Although concomitant HAPE, PFO, and influenza is likely to be a rare combination, it seems our patient had all 3: an undiagnosed and previously asymptomatic PFO, a viral upper respiratory infection (which ultimately proved to be influenza B), and in the setting of a sojourn to high altitude, respiratory status and hypoxemia that worsened acutely and significantly, indicating a component of HAPE. Because the patient reported improving before his arrival at altitude, with subsequent worsening, we suspect that the combination of prior infection plus exposure to hypobaric hypoxia ultimately led to his clinical picture. The presence of a viral upper respiratory infection in the right season and the right setting should indicate caution for potential moderate to high altitude sojourners.

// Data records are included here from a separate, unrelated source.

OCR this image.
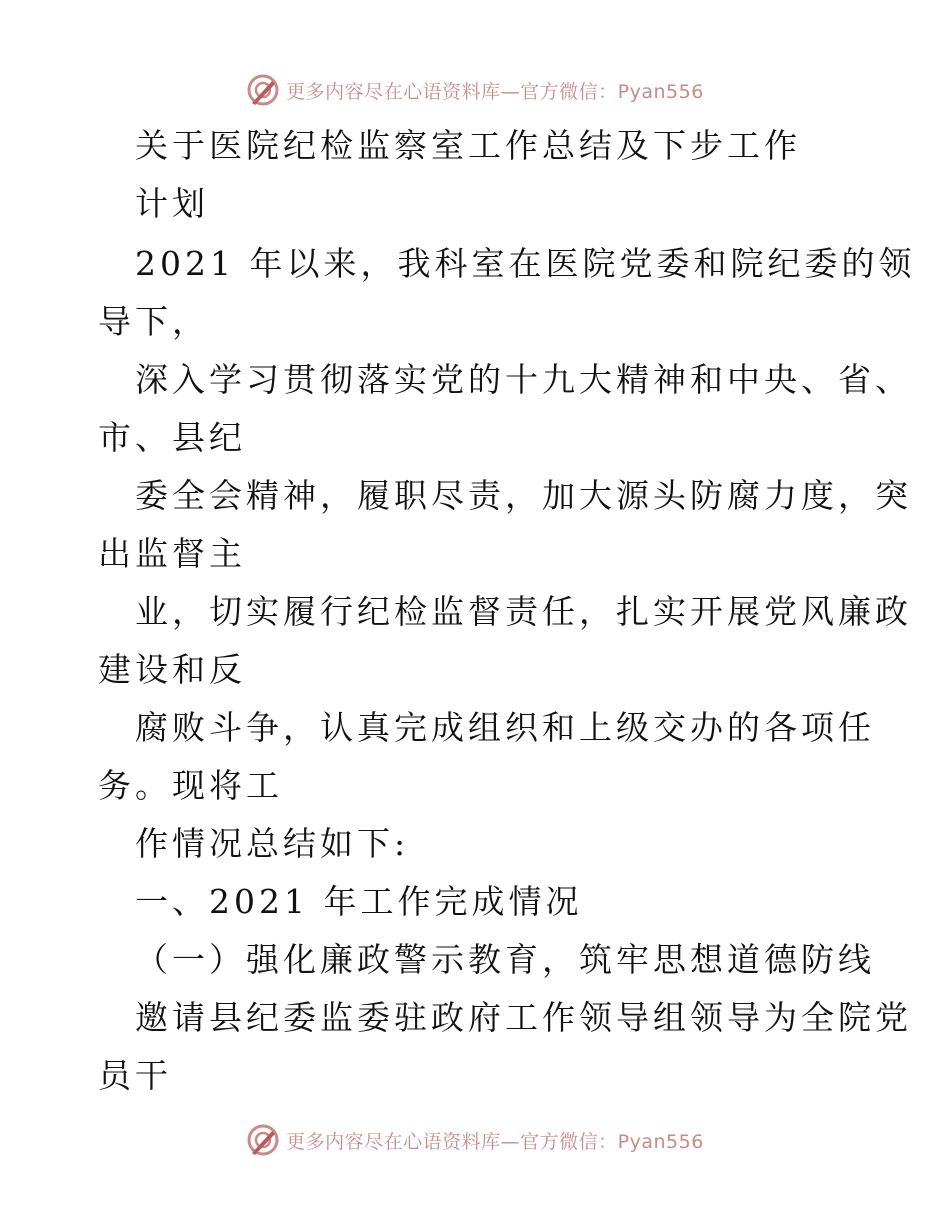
更多内容尽在心语资料库—官方微信：Pyan556
关于医院纪检监察室工作总结及下步工作
计划
2021 年以来，我科室在医院党委和院纪委的领
导下，
深入学习贯彻落实党的十九大精神和中央、省、
市、县纪
委全会精神，履职尽责，加大源头防腐力度，突
出监督主
业，切实履行纪检监督责任，扎实开展党风廉政
建设和反
腐败斗争，认真完成组织和上级交办的各项任
务。现将工
作情况总结如下:
一、2021 年工作完成情况
（一）强化廉政警示教育，筑牢思想道德防线
邀请县纪委监委驻政府工作领导组领导为全院党
员干
更多内容尽在心语资料库—官方微信：Pyan556
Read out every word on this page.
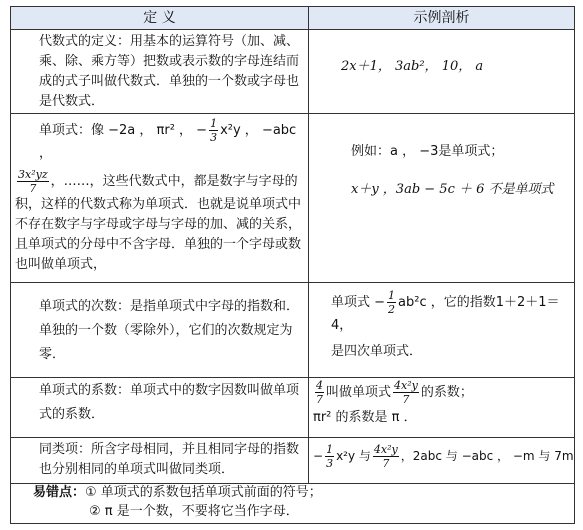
定 义	示例剖析

代数式的定义：用基本的运算符号（加、减、乘、除、乘方等）把数或表示数的字母连结而成的式子叫做代数式．单独的一个数或字母也是代数式．

2x＋1， 3ab²， 10， a

单项式：像 −2a ， πr² ， − $\frac{1}{3} x^2y$ ， −abc ，

$\frac{\text{3x²yz}}{7}$ ，……，这些代数式中，都是数字与字母的积，这样的代数式称为单项式．也就是说单项式中不存在数字与字母或字母与字母的加、减的关系，且单项式的分母中不含字母．单独的一个字母或数也叫做单项式，

例如：a ， −3是单项式；

x＋y ，3ab − 5c ＋ 6 不是单项式

单项式的次数：是指单项式中字母的指数和．单独的一个数（零除外），它们的次数规定为零．

单项式 − $\frac{1}{2} ab^2c$ ，它的指数1＋2＋1＝4，

是四次单项式．

单项式的系数：单项式中的数字因数叫做单项式的系数．

$\frac{4}{7}$ 叫做单项式 $\frac{\text{4x²y}}{7}$ 的系数；

πr² 的系数是 π ．

同类项：所含字母相同，并且相同字母的指数也分别相同的单项式叫做同类项．

− $\frac{1}{3} x^2y$ 与 $\frac{\text{4x²y}}{7}$ ，2abc 与 −abc ， −m 与 7m

易错点：① 单项式的系数包括单项式前面的符号；
② π 是一个数，不要将它当作字母．
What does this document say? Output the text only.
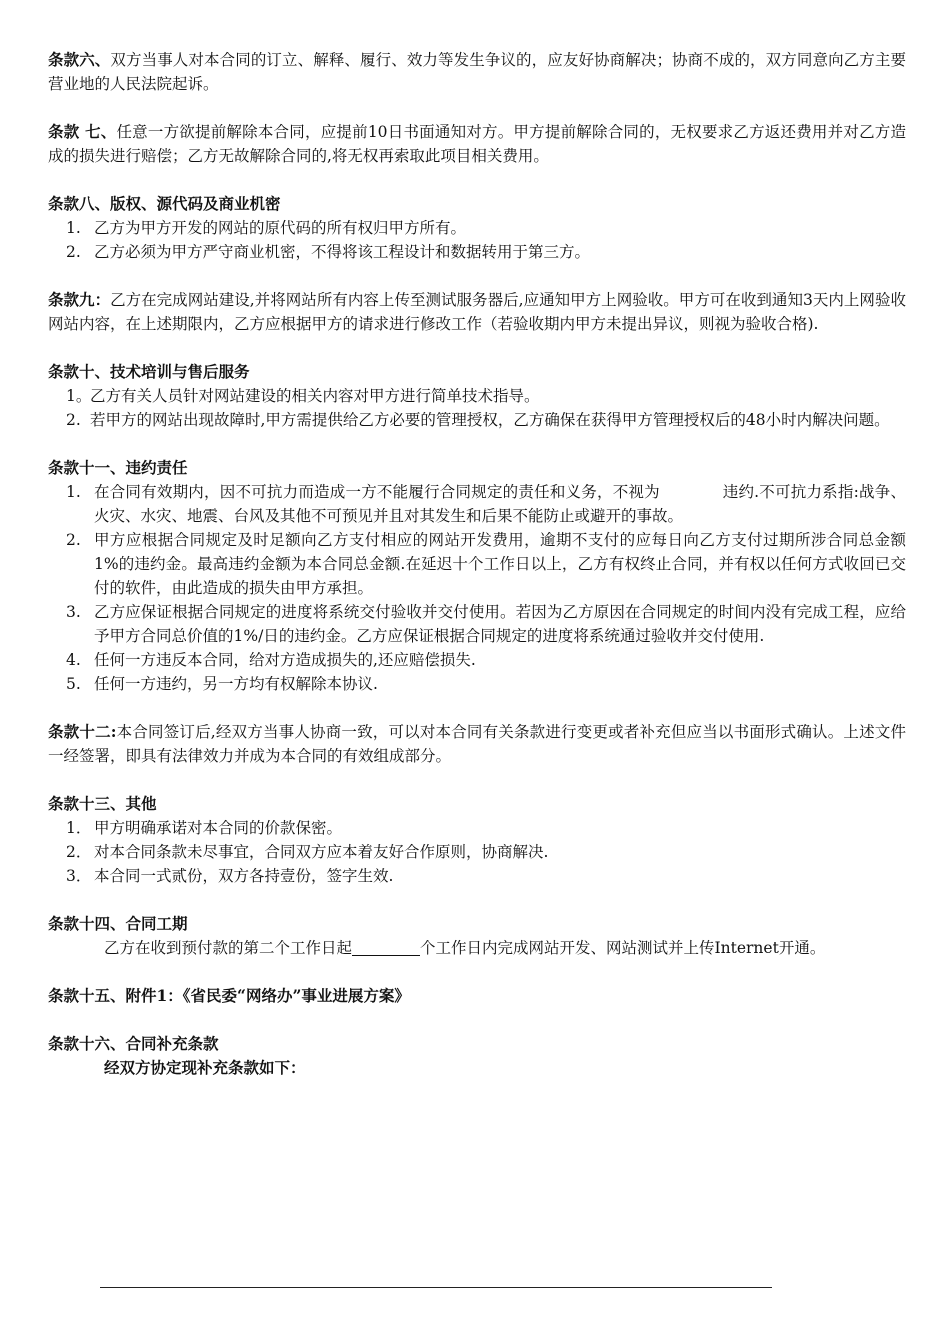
条款六、双方当事人对本合同的订立、解释、履行、效力等发生争议的，应友好协商解决；协商不成的，双方同意向乙方主要营业地的人民法院起诉。

条款 七、任意一方欲提前解除本合同，应提前10日书面通知对方。甲方提前解除合同的，无权要求乙方返还费用并对乙方造成的损失进行赔偿；乙方无故解除合同的,将无权再索取此项目相关费用。

条款八、版权、源代码及商业机密
1. 乙方为甲方开发的网站的原代码的所有权归甲方所有。
2. 乙方必须为甲方严守商业机密，不得将该工程设计和数据转用于第三方。

条款九：乙方在完成网站建设,并将网站所有内容上传至测试服务器后,应通知甲方上网验收。甲方可在收到通知3天内上网验收网站内容，在上述期限内，乙方应根据甲方的请求进行修改工作（若验收期内甲方未提出异议，则视为验收合格).

条款十、技术培训与售后服务
1。
乙方有关人员针对网站建设的相关内容对甲方进行简单技术指导。
2. 若甲方的网站出现故障时,甲方需提供给乙方必要的管理授权，乙方确保在获得甲方管理授权后的48小时内解决问题。
条款十一、违约责任
1. 在合同有效期内，因不可抗力而造成一方不能履行合同规定的责任和义务，不视为　　　　违约.不可抗力系指:战争、火灾、水灾、地震、台风及其他不可预见并且对其发生和后果不能防止或避开的事故。
2. 甲方应根据合同规定及时足额向乙方支付相应的网站开发费用，逾期不支付的应每日向乙方支付过期所涉合同总金额1%的违约金。最高违约金额为本合同总金额.在延迟十个工作日以上，乙方有权终止合同，并有权以任何方式收回已交付的软件，由此造成的损失由甲方承担。
3. 乙方应保证根据合同规定的进度将系统交付验收并交付使用。若因为乙方原因在合同规定的时间内没有完成工程，应给予甲方合同总价值的1%/日的违约金。乙方应保证根据合同规定的进度将系统通过验收并交付使用.
4. 任何一方违反本合同，给对方造成损失的,还应赔偿损失.
5. 任何一方违约，另一方均有权解除本协议.

条款十二:本合同签订后,经双方当事人协商一致，可以对本合同有关条款进行变更或者补充但应当以书面形式确认。上述文件一经签署，即具有法律效力并成为本合同的有效组成部分。

条款十三、其他
1． 甲方明确承诺对本合同的价款保密。
2． 对本合同条款未尽事宜，合同双方应本着友好合作原则，协商解决.
3． 本合同一式贰份，双方各持壹份，签字生效.
条款十四、合同工期

乙方在收到预付款的第二个工作日起	个工作日内完成网站开发、网站测试并上传Internet开通。

条款十五、附件1：《省民委“网络办”事业进展方案》
条款十六、合同补充条款
经双方协定现补充条款如下：
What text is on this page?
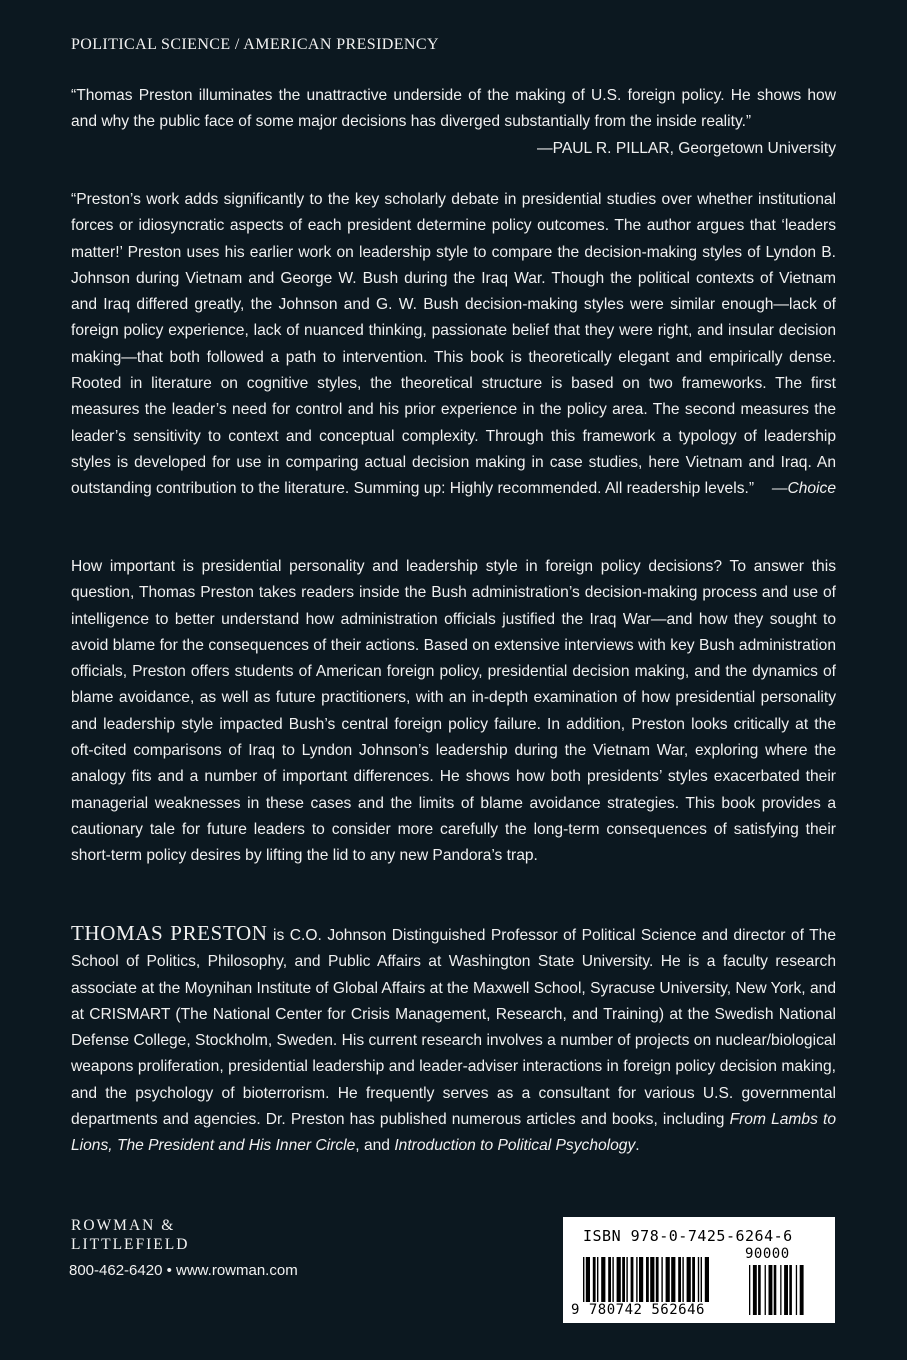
POLITICAL SCIENCE / AMERICAN PRESIDENCY
“Thomas Preston illuminates the unattractive underside of the making of U.S. foreign policy. He shows how and why the public face of some major decisions has diverged substantially from the inside reality.”
—PAUL R. PILLAR, Georgetown University
“Preston’s work adds significantly to the key scholarly debate in presidential studies over whether institutional forces or idiosyncratic aspects of each president determine policy outcomes. The author argues that ‘leaders matter!’ Preston uses his earlier work on leadership style to compare the decision-making styles of Lyndon B. Johnson during Vietnam and George W. Bush during the Iraq War. Though the political contexts of Vietnam and Iraq differed greatly, the Johnson and G. W. Bush decision-making styles were similar enough—lack of foreign policy experience, lack of nuanced thinking, passionate belief that they were right, and insular decision making—that both followed a path to intervention. This book is theoretically elegant and empirically dense. Rooted in literature on cognitive styles, the theoretical structure is based on two frameworks. The first measures the leader’s need for control and his prior experience in the policy area. The second measures the leader’s sensitivity to context and conceptual complexity. Through this framework a typology of leadership styles is developed for use in comparing actual decision making in case studies, here Vietnam and Iraq. An outstanding contribution to the literature. Summing up: Highly recommended. All readership levels.” —Choice
How important is presidential personality and leadership style in foreign policy decisions? To answer this question, Thomas Preston takes readers inside the Bush administration’s decision-making process and use of intelligence to better understand how administration officials justified the Iraq War—and how they sought to avoid blame for the consequences of their actions. Based on extensive interviews with key Bush administration officials, Preston offers students of American foreign policy, presidential decision making, and the dynamics of blame avoidance, as well as future practitioners, with an in-depth examination of how presidential personality and leadership style impacted Bush’s central foreign policy failure. In addition, Preston looks critically at the oft-cited comparisons of Iraq to Lyndon Johnson’s leadership during the Vietnam War, exploring where the analogy fits and a number of important differences. He shows how both presidents’ styles exacerbated their managerial weaknesses in these cases and the limits of blame avoidance strategies. This book provides a cautionary tale for future leaders to consider more carefully the long-term consequences of satisfying their short-term policy desires by lifting the lid to any new Pandora’s trap.
THOMAS PRESTON is C.O. Johnson Distinguished Professor of Political Science and director of The School of Politics, Philosophy, and Public Affairs at Washington State University. He is a faculty research associate at the Moynihan Institute of Global Affairs at the Maxwell School, Syracuse University, New York, and at CRISMART (The National Center for Crisis Management, Research, and Training) at the Swedish National Defense College, Stockholm, Sweden. His current research involves a number of projects on nuclear/biological weapons proliferation, presidential leadership and leader-adviser interactions in foreign policy decision making, and the psychology of bioterrorism. He frequently serves as a consultant for various U.S. governmental departments and agencies. Dr. Preston has published numerous articles and books, including From Lambs to Lions, The President and His Inner Circle, and Introduction to Political Psychology.
ROWMAN &
LITTLEFIELD
800-462-6420 • www.rowman.com
ISBN 978-0-7425-6264-6
90000
9 780742 562646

The presence of an underlying infection might require very little exacerbation by hypobaric hypoxia to result in severe respiratory distress and pulmonary edema. In addition, patients with suspected HAPE should be queried as to recent infections and associated respiratory symptoms; if given early in the course of influenza, antiviral therapy may be beneficial. 16 Above all, patients should likely not ascend to moderate altitude until respiratory symptoms associated with influenza have resolved.